Today, Oregon's Senator Jeff Merkley announced that he would put forward an amendment to the Senate farm bill that would repeal a controversial provision of the recently-passed continuing resolution known as the "Monsanto Protection Act."
"The Monsanto Protection Act is an outrageous example of a special interest loophole," said Merkley. "This provision nullifies the actions of a court that is enforcing the law to protect farmers, the environment and public health. That is unacceptable."
To avoid public scrutiny, the "Monsanto Protection Act" was quietly and anonymously inserted into the continuing resolution passed this March to avert a government shutdown.
In several recent lawsuits, federal courts have ruled that USDA had not conducted the appropriate review of certain genetically engineered crops it had approved. Before genetically modified crops can be planted, USDA is required to evaluate each strain and assign it a "non-regulated status" under the Plant Protection Act. This action allows that particular genetically modified strain to be planted.

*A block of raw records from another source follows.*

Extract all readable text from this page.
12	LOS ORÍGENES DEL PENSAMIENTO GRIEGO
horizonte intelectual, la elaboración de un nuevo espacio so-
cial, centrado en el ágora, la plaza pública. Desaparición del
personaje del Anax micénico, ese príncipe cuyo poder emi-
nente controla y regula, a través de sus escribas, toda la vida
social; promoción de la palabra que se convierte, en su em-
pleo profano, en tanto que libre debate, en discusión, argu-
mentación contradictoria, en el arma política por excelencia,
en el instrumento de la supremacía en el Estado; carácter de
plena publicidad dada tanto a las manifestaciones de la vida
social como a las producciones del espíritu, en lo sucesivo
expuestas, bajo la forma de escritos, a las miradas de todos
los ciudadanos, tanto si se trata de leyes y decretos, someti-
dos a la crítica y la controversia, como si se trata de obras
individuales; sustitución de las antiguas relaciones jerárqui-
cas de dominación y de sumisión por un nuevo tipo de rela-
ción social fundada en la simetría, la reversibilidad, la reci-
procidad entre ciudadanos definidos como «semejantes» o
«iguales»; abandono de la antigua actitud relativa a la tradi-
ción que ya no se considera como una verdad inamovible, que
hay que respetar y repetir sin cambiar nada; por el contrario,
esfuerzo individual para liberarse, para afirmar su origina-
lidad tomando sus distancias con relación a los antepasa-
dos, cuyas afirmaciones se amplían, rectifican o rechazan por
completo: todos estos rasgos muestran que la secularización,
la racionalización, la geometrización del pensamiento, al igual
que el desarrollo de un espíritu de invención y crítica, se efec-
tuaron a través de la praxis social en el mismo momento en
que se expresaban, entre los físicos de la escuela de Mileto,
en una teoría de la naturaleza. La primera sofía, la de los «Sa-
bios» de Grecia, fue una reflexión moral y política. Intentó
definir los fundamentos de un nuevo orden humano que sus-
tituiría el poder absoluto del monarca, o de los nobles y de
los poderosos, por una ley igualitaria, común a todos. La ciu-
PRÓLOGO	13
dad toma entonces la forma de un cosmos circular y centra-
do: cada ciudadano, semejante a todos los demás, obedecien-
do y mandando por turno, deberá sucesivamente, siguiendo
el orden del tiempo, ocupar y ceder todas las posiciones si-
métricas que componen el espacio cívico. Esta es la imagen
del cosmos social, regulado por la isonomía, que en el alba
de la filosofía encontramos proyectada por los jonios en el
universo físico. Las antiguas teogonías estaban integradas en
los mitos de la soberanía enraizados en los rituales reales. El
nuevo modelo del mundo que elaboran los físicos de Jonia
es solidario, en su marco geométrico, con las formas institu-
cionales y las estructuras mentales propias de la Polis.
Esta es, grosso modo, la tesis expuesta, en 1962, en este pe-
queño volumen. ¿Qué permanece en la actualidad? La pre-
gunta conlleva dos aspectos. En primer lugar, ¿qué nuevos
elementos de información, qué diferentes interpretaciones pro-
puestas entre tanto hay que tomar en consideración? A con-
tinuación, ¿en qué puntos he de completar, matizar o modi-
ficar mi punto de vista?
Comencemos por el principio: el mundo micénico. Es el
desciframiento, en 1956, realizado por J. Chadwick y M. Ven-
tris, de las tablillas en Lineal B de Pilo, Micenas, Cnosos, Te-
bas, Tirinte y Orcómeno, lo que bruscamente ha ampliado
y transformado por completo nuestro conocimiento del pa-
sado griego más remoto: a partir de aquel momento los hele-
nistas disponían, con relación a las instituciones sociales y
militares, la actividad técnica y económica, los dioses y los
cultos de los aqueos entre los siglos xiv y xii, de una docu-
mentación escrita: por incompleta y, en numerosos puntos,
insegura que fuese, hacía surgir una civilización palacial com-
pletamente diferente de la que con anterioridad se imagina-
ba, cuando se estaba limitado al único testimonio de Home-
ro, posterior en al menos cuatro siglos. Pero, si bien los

The controversial rider requires USDA to grant a temporary permit to any farmer, upon request, to plant genetically modified crops, even if the crop was found to be potentially harmful by a court. This rider explicitly grants the USDA the authority to override a judicial ruling stopping the planting of a GMO.
Senator Merkley's farm bill amendment would repeal this "Monsanto Protection Act" rider in its entirety.